Publié le 08/08/2024

Lorsque Gisèle Halimi est morte en juillet 2020, aucun ténor du barreau ne s’est rendu à son enterrement. Il fut ensuite question de la faire entrer au Panthéon, avant que le président de la République ne juge qu’elle était trop clivante, en raison de son engagement au côté du FLN lors de la guerre d’Algérie. En revanche, le monde de la bande dessinée s’est emparé avec brio de son destin hors norme et lui rend un hommage appuyé.
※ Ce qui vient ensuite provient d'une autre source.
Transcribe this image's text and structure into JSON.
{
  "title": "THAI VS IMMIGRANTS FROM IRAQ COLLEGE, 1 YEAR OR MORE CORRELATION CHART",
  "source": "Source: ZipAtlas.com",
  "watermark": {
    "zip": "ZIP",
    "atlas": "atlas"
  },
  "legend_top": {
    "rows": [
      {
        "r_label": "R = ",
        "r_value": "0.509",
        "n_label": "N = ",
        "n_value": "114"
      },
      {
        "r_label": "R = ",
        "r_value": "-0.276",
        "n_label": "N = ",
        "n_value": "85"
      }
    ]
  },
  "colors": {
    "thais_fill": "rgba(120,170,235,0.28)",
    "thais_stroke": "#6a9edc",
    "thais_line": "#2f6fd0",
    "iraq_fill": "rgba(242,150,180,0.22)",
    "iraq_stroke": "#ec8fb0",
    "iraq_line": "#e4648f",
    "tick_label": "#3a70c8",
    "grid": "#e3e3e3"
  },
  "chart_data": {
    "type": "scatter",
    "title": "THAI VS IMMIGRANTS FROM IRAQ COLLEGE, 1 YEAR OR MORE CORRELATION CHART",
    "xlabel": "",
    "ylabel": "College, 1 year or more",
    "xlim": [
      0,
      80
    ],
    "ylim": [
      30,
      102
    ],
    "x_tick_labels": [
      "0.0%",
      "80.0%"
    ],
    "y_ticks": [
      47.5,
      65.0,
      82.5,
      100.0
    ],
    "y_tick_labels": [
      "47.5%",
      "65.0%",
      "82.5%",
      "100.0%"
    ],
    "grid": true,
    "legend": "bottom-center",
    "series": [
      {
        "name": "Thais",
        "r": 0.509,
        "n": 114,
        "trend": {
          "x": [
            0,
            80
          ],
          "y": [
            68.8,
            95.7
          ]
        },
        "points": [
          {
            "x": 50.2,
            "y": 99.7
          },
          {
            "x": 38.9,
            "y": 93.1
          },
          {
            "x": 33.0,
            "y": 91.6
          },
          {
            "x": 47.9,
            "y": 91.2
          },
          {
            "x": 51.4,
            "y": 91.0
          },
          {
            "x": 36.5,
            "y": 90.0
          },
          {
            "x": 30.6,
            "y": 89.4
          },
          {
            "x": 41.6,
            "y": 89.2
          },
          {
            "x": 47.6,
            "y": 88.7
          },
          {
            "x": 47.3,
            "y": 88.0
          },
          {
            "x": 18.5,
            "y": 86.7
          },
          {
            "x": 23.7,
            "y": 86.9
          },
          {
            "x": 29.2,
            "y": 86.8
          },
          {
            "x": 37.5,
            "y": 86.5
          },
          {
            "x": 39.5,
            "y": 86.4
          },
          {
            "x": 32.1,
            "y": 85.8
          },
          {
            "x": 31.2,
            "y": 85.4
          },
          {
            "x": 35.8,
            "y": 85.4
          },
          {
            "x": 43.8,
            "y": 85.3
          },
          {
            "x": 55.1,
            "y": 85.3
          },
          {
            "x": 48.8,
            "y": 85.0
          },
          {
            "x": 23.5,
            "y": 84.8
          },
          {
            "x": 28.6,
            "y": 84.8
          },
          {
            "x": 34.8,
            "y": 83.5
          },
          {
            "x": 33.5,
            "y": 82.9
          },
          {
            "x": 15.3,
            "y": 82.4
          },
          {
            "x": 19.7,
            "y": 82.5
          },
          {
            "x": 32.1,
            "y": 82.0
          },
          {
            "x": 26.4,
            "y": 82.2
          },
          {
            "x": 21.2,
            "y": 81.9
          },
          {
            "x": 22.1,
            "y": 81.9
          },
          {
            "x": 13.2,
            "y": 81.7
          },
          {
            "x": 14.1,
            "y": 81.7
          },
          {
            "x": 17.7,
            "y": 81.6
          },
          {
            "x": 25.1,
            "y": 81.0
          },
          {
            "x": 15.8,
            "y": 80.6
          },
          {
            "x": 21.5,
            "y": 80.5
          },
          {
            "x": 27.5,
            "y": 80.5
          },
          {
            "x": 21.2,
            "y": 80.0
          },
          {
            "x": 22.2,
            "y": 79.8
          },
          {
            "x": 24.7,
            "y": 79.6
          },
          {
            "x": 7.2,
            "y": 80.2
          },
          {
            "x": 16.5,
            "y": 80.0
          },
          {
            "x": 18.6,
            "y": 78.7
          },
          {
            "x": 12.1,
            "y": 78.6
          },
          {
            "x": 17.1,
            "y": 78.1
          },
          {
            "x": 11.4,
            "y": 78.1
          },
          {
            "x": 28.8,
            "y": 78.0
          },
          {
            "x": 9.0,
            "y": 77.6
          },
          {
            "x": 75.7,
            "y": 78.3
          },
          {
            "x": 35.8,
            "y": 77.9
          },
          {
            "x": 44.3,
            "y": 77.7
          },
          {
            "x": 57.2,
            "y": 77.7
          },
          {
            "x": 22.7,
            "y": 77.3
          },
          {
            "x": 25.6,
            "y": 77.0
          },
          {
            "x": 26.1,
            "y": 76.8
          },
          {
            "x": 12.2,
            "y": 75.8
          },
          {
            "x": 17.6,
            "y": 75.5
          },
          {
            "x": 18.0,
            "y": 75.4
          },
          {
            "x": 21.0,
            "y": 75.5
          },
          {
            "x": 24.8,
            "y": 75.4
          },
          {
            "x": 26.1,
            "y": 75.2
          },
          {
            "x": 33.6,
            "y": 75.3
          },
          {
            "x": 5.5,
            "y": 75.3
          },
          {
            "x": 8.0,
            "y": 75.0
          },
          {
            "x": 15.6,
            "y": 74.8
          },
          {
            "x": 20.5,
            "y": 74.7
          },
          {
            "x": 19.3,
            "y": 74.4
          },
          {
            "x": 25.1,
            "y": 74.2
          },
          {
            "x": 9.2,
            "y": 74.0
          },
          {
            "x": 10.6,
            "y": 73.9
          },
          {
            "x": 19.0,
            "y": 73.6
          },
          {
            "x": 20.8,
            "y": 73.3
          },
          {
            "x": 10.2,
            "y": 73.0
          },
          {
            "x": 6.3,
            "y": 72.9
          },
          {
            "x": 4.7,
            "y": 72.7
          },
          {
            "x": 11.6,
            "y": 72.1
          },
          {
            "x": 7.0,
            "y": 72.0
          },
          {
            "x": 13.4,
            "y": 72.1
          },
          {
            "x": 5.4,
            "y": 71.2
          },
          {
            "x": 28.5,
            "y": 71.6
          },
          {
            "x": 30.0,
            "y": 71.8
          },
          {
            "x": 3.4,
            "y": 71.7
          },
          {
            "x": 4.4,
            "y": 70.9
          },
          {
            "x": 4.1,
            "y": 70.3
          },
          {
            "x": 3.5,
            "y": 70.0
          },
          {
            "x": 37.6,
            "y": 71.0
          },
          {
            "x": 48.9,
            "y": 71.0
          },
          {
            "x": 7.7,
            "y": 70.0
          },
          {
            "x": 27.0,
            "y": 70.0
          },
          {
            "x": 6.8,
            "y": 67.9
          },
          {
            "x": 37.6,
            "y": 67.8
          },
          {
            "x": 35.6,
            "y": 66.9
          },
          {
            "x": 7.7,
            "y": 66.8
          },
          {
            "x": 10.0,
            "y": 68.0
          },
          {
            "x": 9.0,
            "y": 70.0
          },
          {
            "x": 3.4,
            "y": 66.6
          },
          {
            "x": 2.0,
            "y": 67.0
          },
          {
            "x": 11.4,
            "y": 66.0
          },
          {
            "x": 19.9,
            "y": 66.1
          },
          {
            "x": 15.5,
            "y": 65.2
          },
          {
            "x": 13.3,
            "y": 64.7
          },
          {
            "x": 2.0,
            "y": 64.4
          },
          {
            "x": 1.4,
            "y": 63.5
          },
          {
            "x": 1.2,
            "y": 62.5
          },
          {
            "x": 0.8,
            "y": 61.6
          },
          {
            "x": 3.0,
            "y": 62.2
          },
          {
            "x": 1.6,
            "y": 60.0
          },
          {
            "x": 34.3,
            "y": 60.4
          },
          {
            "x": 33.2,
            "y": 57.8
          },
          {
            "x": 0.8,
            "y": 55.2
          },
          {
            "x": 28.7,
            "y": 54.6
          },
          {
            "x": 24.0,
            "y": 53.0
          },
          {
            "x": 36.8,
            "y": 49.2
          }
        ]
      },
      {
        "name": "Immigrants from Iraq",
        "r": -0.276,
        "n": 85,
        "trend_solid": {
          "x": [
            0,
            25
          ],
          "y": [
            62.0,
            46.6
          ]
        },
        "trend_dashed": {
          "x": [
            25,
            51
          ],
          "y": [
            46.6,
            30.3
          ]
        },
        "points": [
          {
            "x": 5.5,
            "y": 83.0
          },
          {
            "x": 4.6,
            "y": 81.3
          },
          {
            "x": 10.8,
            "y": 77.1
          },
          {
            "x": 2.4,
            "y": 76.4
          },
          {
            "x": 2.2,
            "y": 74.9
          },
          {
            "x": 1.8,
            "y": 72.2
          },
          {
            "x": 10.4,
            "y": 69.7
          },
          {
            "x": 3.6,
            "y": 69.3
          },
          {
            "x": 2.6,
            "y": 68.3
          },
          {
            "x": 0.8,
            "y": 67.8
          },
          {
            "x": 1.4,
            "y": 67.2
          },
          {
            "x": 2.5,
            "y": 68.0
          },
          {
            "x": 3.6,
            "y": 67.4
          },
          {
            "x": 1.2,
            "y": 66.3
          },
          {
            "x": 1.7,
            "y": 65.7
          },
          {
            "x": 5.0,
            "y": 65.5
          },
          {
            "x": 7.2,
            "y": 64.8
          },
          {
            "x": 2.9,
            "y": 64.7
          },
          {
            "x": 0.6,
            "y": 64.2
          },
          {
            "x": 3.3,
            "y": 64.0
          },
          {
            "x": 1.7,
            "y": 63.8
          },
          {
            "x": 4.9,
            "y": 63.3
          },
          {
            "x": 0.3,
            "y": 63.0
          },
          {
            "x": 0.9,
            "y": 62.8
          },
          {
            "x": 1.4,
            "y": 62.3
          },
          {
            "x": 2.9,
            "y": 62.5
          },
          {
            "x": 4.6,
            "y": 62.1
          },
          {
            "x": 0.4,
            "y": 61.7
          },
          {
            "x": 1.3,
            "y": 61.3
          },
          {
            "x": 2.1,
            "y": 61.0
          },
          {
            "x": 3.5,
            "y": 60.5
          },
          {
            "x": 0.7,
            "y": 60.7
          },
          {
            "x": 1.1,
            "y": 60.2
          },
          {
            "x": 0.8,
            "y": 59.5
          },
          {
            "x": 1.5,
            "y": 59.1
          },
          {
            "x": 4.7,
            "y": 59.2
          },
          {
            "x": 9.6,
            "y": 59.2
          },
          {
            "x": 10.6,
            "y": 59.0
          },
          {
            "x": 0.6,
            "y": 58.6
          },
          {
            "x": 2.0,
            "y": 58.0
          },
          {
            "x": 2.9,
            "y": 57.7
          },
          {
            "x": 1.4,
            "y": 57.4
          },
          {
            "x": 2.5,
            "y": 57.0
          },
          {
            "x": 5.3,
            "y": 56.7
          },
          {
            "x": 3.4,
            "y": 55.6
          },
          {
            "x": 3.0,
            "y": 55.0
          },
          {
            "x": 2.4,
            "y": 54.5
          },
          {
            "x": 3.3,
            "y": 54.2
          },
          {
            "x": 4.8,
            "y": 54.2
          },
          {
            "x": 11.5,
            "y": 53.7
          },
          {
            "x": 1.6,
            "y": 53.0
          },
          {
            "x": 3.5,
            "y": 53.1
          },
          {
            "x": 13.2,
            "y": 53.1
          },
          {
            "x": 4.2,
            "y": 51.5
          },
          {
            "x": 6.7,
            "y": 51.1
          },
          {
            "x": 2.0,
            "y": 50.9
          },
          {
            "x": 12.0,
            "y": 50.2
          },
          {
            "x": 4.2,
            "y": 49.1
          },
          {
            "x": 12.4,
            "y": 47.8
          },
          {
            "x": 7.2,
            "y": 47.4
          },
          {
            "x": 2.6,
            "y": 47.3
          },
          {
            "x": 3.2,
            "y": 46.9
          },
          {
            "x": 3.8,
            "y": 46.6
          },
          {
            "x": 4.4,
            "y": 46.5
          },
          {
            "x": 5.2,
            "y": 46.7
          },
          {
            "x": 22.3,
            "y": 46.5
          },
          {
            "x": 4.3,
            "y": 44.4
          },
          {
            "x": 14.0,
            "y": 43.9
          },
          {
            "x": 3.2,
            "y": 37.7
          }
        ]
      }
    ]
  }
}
La preuve en 3 albums, qui racontent chacun une facette de la grande avocate, dont les principaux combats furent la défense des indépendantistes au Maroc et en Algérie, le droit à l’avortement et la criminalisation du viol.

Delcourt

Gisèle Halimi, Une jeunesse tunisienne, de Danièle Masse et Sylvain Dorange, Delcourt, 2023

La BD de Daneille Masse et Sylvain Dorange raconte la petite fille qu’était Gisèle Halimi. Elle naît dans une famille juive tunisienne, berbère par son père, et grandit à La Goulette, port de pêche en banlieue de Tunis. Elle s’appelle alors Zeïza, comme sa grand-mère, mais ses parents préfèrent l’appeler par son deuxième prénom, Gisèle, qui sonne plus français. Dès la petite enfance, Gisèle fait preuve d’un esprit rebelle. Sa mère, Fritna, la prend en grippe. « Cette enfant nous porte malheur », s’exclame-t-elle devant sa fille qui n’est encore qu’un bébé qui pleure trop fort à son goût. Son père, Édouard, est tellement déçu d’avoir une fille qu’il met trois semaines à annoncer sa naissance. Son frère aîné, Marcello, est un cancre que ses parents rêvent de voir devenir avocat. Mais au grand désespoir de Fritna, c’est Gisèle qui se passionne pour les études. Elle est l’une des rares petites filles tunisiennes à fréquenter l’école, où elle se fait des amies françaises, juives, musulmanes. La nuit, elle dévore des classiques, Victor Hugo ou Homère, et s’attire le mépris et l’inquiétude de sa mère qui dès l’enfance, ne pense qu’à la marier.  « Nous les femmes, c’est notre destin de subir », lui assène cette femme, à la fois soumise et autoritaire. « Je me suis beaucoup inspirée de son autobiographie, Le lait de l’oranger, dans laquelle elle raconte ses relations horribles avec sa mère Fritna. J’ai très peu inventé. Les dialogues aussi, ce sont les propres mots de Gisèle Halimi », explique Danièle Masse, professeur de lettres à l’université de Toulon, passionnée du monde arabe et grande admiratrice de la célèbre avocate, avec laquelle elle a entretenu une correspondance sur le féminisme dans les années quatre-vingt.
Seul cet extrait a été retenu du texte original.